A very minimal LRU cache implementation, with hardly any features and very little code.
This implementation is basically just a JavaScript Map object
that relies on the fact that insertion order matches iteration
order, to prune the least recently used items out when it hits a
certain size.
There is no support for TTL, async fetching, stale-while-revalidate, storing to a back end, or anything else fancy. If you're interested in those types of features, I'd recommend checking out lru-cache or @isaacs/ttlcache.
import { MiniLRU } from 'minilru'
// MiniLRU<K, V> just like Map<K, V>
const cache = new MiniLRU<string, number>({ max: 100 })

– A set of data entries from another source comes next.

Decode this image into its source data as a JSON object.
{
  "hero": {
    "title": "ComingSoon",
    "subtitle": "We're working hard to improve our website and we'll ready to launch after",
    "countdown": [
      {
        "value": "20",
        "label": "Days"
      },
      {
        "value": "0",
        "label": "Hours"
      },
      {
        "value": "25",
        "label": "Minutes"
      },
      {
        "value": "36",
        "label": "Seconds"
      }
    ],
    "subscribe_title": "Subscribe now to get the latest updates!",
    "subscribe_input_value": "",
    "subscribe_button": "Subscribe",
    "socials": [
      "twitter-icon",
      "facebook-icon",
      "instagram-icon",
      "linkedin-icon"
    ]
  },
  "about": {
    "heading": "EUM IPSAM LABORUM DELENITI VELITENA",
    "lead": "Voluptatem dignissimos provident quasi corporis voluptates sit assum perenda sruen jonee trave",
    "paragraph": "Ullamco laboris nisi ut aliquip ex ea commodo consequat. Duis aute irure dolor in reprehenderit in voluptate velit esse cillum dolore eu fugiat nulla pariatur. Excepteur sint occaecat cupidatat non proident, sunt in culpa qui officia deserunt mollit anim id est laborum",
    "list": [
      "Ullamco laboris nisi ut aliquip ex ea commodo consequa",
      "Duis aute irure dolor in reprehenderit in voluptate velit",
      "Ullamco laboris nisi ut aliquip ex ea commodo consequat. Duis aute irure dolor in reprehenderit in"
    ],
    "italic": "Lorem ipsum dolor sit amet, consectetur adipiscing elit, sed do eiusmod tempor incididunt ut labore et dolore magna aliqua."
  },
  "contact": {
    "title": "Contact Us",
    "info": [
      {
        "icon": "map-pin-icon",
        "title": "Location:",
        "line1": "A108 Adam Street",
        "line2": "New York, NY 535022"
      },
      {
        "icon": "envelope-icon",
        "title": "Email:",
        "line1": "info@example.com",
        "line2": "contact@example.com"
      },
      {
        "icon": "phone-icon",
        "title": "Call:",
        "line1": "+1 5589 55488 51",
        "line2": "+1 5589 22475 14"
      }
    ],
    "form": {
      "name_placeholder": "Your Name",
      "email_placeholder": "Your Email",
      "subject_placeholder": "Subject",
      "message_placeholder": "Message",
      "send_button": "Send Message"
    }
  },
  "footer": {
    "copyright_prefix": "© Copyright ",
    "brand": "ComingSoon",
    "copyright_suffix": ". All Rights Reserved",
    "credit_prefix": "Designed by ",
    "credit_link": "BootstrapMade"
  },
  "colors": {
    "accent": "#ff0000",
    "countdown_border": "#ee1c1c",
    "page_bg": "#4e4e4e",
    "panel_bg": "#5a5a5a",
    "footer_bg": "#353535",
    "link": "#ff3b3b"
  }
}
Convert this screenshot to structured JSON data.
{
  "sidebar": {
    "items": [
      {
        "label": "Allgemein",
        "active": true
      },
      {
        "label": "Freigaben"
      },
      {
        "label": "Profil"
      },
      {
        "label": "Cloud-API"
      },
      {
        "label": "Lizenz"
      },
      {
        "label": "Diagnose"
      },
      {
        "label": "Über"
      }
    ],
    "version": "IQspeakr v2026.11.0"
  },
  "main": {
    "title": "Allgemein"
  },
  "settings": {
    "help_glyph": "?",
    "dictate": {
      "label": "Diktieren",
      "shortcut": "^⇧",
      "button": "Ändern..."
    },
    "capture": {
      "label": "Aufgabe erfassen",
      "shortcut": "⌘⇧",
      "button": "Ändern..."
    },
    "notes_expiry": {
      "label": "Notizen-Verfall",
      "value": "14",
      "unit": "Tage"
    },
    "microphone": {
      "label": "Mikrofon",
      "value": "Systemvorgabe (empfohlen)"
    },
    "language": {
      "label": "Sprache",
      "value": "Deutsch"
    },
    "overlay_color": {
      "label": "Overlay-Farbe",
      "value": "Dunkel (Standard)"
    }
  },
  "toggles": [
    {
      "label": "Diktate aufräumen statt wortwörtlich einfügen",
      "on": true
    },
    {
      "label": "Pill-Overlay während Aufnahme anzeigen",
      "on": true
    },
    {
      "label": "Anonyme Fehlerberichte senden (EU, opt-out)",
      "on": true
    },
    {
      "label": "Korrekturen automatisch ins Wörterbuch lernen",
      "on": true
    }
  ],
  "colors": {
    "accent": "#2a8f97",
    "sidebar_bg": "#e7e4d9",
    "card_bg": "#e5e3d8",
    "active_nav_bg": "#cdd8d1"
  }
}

// you can also seed it with stuff if you want
const cacheSeeded = new MiniLRU<string, number>({ max: 100 }, [
['key', 123],
['otherkey', 234],
])
// Iteration order is based on use recency
// As new items are added, old ones are removed if needed,
// to stay below the size limit.Because this is basically a thin wrapper around a JavaScript
Map, it has some caveats.
First of all, you can't put more than 2**22 (4_194_304) items
in this cache, or else it blows up. So the max option is capped
at that value.
Second, you really wouldn't want to put that many objects in
it, because JavaScript Map objects are really tuned for best
performance with relatively small numbers of entries, like on the
order of thousands, not millions.
Basically, this is a good choice if your max is somewhere in the
neighborhood of 2**10 to 2**12, where this library will be
about as fast as anything else you can get in JS. After that,
especially when you get around 2**18 or so, the performance
falls off a cliff, badly.
If you need to store more things, I recommend using something that does its own memory management, like lru-cache.